Jesus Christ’s radical hospitality is based on being in service with others, not solely for or to others.
When we enter into a mutual relationship of service and missional lives with others, we retain our own unique identities as individuals and yet enter into a shared reality with each other and God. This dynamic is different than just offering resources to other people.
Which is not necessarily a negative thing to do, right?
If whatever act of service we find ourselves participating in limits our ability to be in a mutual relationship with, equally communicate with, or receive hospitality from those who are being served, then we are not practicing radical hospitality.
Every week, the Dietrich Bonhoeffer house, like every Epworth house, opens its doors to receive others from its local community for a community meal. The neighbors that Bonhoeffer happened to welcome each week have included and continue to include homeless friends from around the area. A beautiful practice took shape when I lived there: before, during, and after our meals, the residents and our guests, homeless or otherwise, all contributed in one way or another to prepping for the meal, cooking, and cleaning afterwards. This dynamic was and continues to be a part of radical hospitality.
The beautiful and frustrating thing about the Gospel’s lesson for practicing hospitality is that it extends to all of us, regardless of our ethnic or socio-economic makeup. We are encouraged by God to enter into mutual relationships of care and love with others, especially those around us who are often forgotten and pushed aside in our world. Part of our journey through justifying grace in the missional life involves experiencing these uneasy and challenging parts of the Gospel that attempt to reorder our lives toward following Christ. We become justified in a communal sense through how we live out and rely upon Christ by participating in hospitality with others around us. Our salvation is not individual, we are inextricably linked with one another by grace. This a grace that moves us to experience new depths of human love and compassion by divine means.
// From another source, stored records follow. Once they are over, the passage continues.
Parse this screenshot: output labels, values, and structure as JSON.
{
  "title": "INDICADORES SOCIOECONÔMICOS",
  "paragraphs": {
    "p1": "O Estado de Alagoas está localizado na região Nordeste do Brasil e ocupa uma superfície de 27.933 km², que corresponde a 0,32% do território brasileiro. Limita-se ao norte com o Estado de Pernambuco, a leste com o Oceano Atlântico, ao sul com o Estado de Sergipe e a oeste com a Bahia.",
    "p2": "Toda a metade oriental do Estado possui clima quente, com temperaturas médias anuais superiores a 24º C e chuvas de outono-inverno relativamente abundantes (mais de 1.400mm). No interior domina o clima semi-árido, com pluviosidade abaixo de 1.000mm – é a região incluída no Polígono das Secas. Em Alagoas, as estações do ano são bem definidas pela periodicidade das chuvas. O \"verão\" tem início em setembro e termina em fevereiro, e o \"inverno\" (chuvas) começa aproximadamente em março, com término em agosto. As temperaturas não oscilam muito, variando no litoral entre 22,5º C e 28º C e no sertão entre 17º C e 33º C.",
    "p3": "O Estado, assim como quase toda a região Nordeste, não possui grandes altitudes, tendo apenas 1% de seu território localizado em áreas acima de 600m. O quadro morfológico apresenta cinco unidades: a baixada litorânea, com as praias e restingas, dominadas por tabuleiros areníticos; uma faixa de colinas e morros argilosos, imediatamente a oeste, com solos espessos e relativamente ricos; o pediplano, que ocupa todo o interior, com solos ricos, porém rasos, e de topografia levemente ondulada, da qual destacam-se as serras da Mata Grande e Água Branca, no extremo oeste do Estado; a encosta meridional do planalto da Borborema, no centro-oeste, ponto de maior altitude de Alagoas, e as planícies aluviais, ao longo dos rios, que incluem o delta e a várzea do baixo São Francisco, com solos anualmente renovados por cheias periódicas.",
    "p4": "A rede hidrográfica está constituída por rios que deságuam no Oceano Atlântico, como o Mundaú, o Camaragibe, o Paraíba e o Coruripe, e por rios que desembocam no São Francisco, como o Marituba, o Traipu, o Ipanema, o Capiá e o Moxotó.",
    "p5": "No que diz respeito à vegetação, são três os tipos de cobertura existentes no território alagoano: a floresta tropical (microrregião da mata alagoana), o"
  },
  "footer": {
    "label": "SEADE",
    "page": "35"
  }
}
However, I always feel challenged and struggle with the lesson Christ extends to the disciples – how am I receiving hospitality with others I am in relationship, service, and life with? Is it enough to open our doors to others in our local community and not ever venture out into the streets to be welcomed by our neighbors and shown what life entails from other people’s perspectives?
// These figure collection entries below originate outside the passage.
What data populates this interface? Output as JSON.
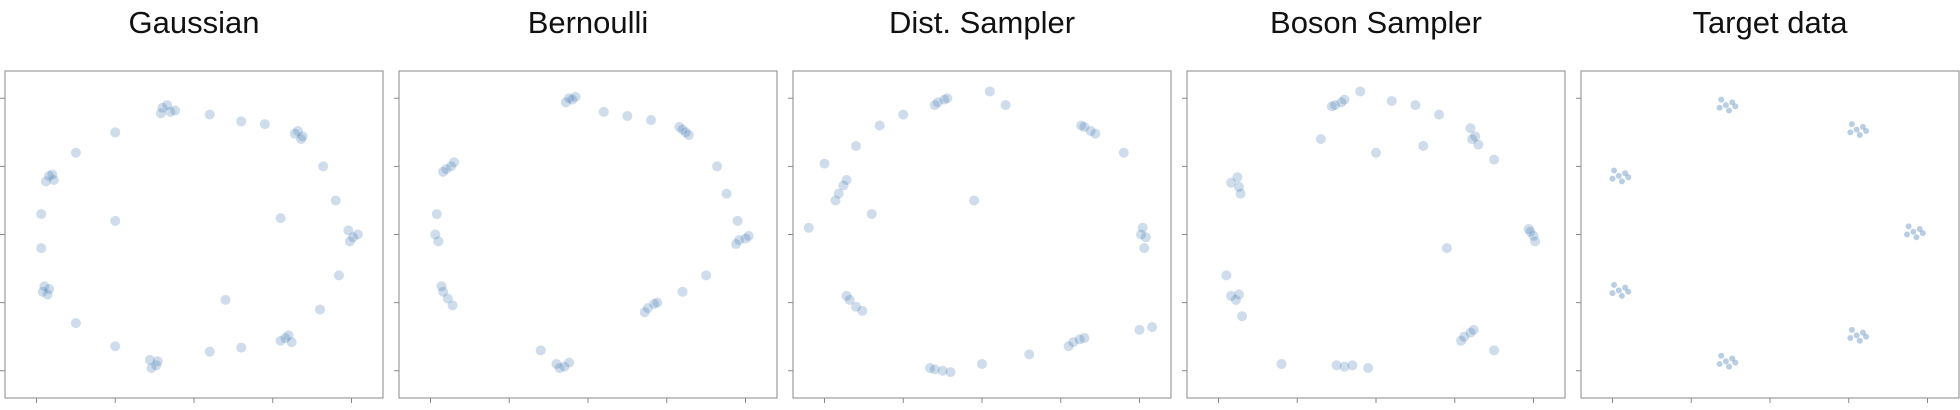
{
  "chart_data": [
    {
      "type": "scatter",
      "title": "Gaussian",
      "color": "#3a72b0",
      "alpha": 0.25,
      "marker_size": 5,
      "xlim": [
        -1.2,
        1.2
      ],
      "ylim": [
        -1.2,
        1.2
      ],
      "xticks": [
        -1,
        -0.5,
        0,
        0.5,
        1
      ],
      "yticks": [
        -1,
        -0.5,
        0,
        0.5,
        1
      ],
      "x": [
        -0.2,
        -0.15,
        -0.17,
        -0.12,
        -0.21,
        0.66,
        0.69,
        0.64,
        0.68,
        0.98,
        1.01,
        1.04,
        0.99,
        0.58,
        0.62,
        0.6,
        0.55,
        -0.28,
        -0.24,
        -0.27,
        -0.23,
        -0.95,
        -0.93,
        -0.96,
        -0.92,
        -0.92,
        -0.89,
        -0.94,
        -0.9,
        0.1,
        0.3,
        0.45,
        0.82,
        0.9,
        0.92,
        0.8,
        0.3,
        0.1,
        -0.5,
        -0.75,
        -0.97,
        -0.97,
        -0.75,
        -0.5,
        -0.5,
        0.55,
        0.2
      ],
      "y": [
        0.93,
        0.9,
        0.95,
        0.91,
        0.89,
        0.76,
        0.72,
        0.74,
        0.7,
        0.03,
        -0.02,
        0.0,
        -0.05,
        -0.76,
        -0.79,
        -0.74,
        -0.78,
        -0.92,
        -0.96,
        -0.98,
        -0.93,
        -0.38,
        -0.44,
        -0.42,
        -0.4,
        0.43,
        0.4,
        0.39,
        0.44,
        0.88,
        0.83,
        0.81,
        0.5,
        0.25,
        -0.3,
        -0.55,
        -0.83,
        -0.86,
        -0.82,
        -0.65,
        -0.1,
        0.15,
        0.6,
        0.75,
        0.1,
        0.12,
        -0.48
      ]
    },
    {
      "type": "scatter",
      "title": "Bernoulli",
      "color": "#3a72b0",
      "alpha": 0.25,
      "marker_size": 5,
      "xlim": [
        -1.2,
        1.2
      ],
      "ylim": [
        -1.2,
        1.2
      ],
      "xticks": [
        -1,
        -0.5,
        0,
        0.5,
        1
      ],
      "yticks": [
        -1,
        -0.5,
        0,
        0.5,
        1
      ],
      "x": [
        -0.14,
        -0.1,
        -0.12,
        -0.08,
        0.58,
        0.62,
        0.6,
        0.64,
        0.96,
        1.0,
        1.02,
        0.94,
        0.38,
        0.42,
        0.44,
        0.36,
        -0.2,
        -0.15,
        -0.12,
        -0.18,
        -0.92,
        -0.89,
        -0.86,
        -0.93,
        -0.92,
        -0.87,
        -0.85,
        -0.9,
        0.1,
        0.25,
        0.4,
        0.82,
        0.88,
        0.95,
        0.75,
        0.6,
        -0.3,
        -0.96,
        -0.95,
        -0.97
      ],
      "y": [
        0.97,
        0.99,
        1.0,
        1.01,
        0.79,
        0.75,
        0.77,
        0.73,
        -0.04,
        -0.03,
        -0.01,
        -0.07,
        -0.54,
        -0.51,
        -0.5,
        -0.57,
        -0.95,
        -0.97,
        -0.94,
        -0.98,
        -0.42,
        -0.47,
        -0.52,
        -0.38,
        0.46,
        0.5,
        0.53,
        0.48,
        0.9,
        0.87,
        0.84,
        0.5,
        0.3,
        0.1,
        -0.3,
        -0.42,
        -0.85,
        0.15,
        -0.05,
        0.0
      ]
    },
    {
      "type": "scatter",
      "title": "Dist. Sampler",
      "color": "#3a72b0",
      "alpha": 0.25,
      "marker_size": 5,
      "xlim": [
        -1.2,
        1.2
      ],
      "ylim": [
        -1.2,
        1.2
      ],
      "xticks": [
        -1,
        -0.5,
        0,
        0.5,
        1
      ],
      "yticks": [
        -1,
        -0.5,
        0,
        0.5,
        1
      ],
      "x": [
        -0.28,
        -0.24,
        -0.22,
        -0.3,
        0.65,
        0.69,
        0.72,
        0.63,
        1.02,
        1.04,
        1.03,
        1.01,
        0.58,
        0.62,
        0.55,
        0.65,
        -0.3,
        -0.25,
        -0.2,
        -0.33,
        -0.84,
        -0.8,
        -0.76,
        -0.86,
        -0.91,
        -0.88,
        -0.93,
        -0.86,
        -0.5,
        -0.65,
        -0.8,
        -1.1,
        0.05,
        0.9,
        1.0,
        1.08,
        0.3,
        0.0,
        -0.05,
        -0.7,
        -1.0,
        0.15
      ],
      "y": [
        0.97,
        0.99,
        1.0,
        0.95,
        0.79,
        0.76,
        0.74,
        0.8,
        0.05,
        -0.02,
        -0.1,
        0.0,
        -0.79,
        -0.77,
        -0.82,
        -0.76,
        -0.99,
        -1.0,
        -1.01,
        -0.98,
        -0.48,
        -0.53,
        -0.56,
        -0.45,
        0.3,
        0.36,
        0.25,
        0.4,
        0.88,
        0.8,
        0.65,
        0.05,
        1.05,
        0.6,
        -0.7,
        -0.68,
        -0.88,
        -0.95,
        0.25,
        0.15,
        0.52,
        0.95
      ]
    },
    {
      "type": "scatter",
      "title": "Boson Sampler",
      "color": "#3a72b0",
      "alpha": 0.25,
      "marker_size": 5,
      "xlim": [
        -1.2,
        1.2
      ],
      "ylim": [
        -1.2,
        1.2
      ],
      "xticks": [
        -1,
        -0.5,
        0,
        0.5,
        1
      ],
      "yticks": [
        -1,
        -0.5,
        0,
        0.5,
        1
      ],
      "x": [
        -0.26,
        -0.22,
        -0.2,
        -0.28,
        0.6,
        0.63,
        0.65,
        0.61,
        0.98,
        1.0,
        1.01,
        0.97,
        0.56,
        0.6,
        0.62,
        0.54,
        -0.25,
        -0.2,
        -0.15,
        -0.05,
        -0.92,
        -0.89,
        -0.87,
        -0.95,
        -0.88,
        -0.87,
        -0.86,
        -0.92,
        -0.1,
        0.1,
        0.25,
        0.4,
        0.3,
        0.75,
        -0.35,
        0.0,
        0.45,
        0.75,
        -0.6,
        -0.85
      ],
      "y": [
        0.95,
        0.97,
        0.99,
        0.94,
        0.78,
        0.72,
        0.66,
        0.7,
        0.02,
        -0.01,
        -0.05,
        0.04,
        -0.75,
        -0.72,
        -0.7,
        -0.78,
        -0.96,
        -0.97,
        -0.96,
        -0.98,
        -0.45,
        -0.48,
        -0.44,
        -0.3,
        0.42,
        0.35,
        0.3,
        0.38,
        1.05,
        0.98,
        0.95,
        0.88,
        0.65,
        0.55,
        0.7,
        0.6,
        -0.1,
        -0.85,
        -0.95,
        -0.6
      ]
    },
    {
      "type": "scatter",
      "title": "Target data",
      "color": "#3a72b0",
      "alpha": 0.35,
      "marker_size": 3,
      "xlim": [
        -1.2,
        1.2
      ],
      "ylim": [
        -1.2,
        1.2
      ],
      "xticks": [
        -1,
        -0.5,
        0,
        0.5,
        1
      ],
      "yticks": [
        -1,
        -0.5,
        0,
        0.5,
        1
      ],
      "x": [
        -0.28,
        -0.24,
        -0.32,
        -0.26,
        -0.31,
        -0.22,
        0.55,
        0.59,
        0.51,
        0.57,
        0.52,
        0.61,
        0.91,
        0.95,
        0.87,
        0.93,
        0.88,
        0.97,
        0.55,
        0.59,
        0.51,
        0.57,
        0.52,
        0.61,
        -0.28,
        -0.24,
        -0.32,
        -0.26,
        -0.31,
        -0.22,
        -0.96,
        -0.92,
        -1.0,
        -0.94,
        -0.99,
        -0.9,
        -0.96,
        -0.92,
        -1.0,
        -0.94,
        -0.99,
        -0.9
      ],
      "y": [
        0.95,
        0.97,
        0.93,
        0.91,
        0.99,
        0.94,
        0.77,
        0.79,
        0.75,
        0.73,
        0.81,
        0.76,
        0.02,
        0.04,
        0.0,
        -0.02,
        0.06,
        0.01,
        -0.74,
        -0.72,
        -0.76,
        -0.78,
        -0.7,
        -0.75,
        -0.93,
        -0.91,
        -0.95,
        -0.97,
        -0.89,
        -0.94,
        -0.41,
        -0.39,
        -0.43,
        -0.45,
        -0.37,
        -0.42,
        0.43,
        0.45,
        0.41,
        0.39,
        0.47,
        0.42
      ]
    }
  ]
}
Again, I am left challenged, as I think many of us are, with understanding what radical hospitality with others truly embodies within our local communities.
How will we respond with others as we journey together in radical hospitality?
Invitation to Missional Mindfulness:
What resources around you, either personal or communal, may be keeping you from practicing radical hospitality?
Who are the people or where are the places in your local community that God may be calling you to receive hospitality from?
In what ways are you currently practicing radical hospitality with others? In what ways could you be?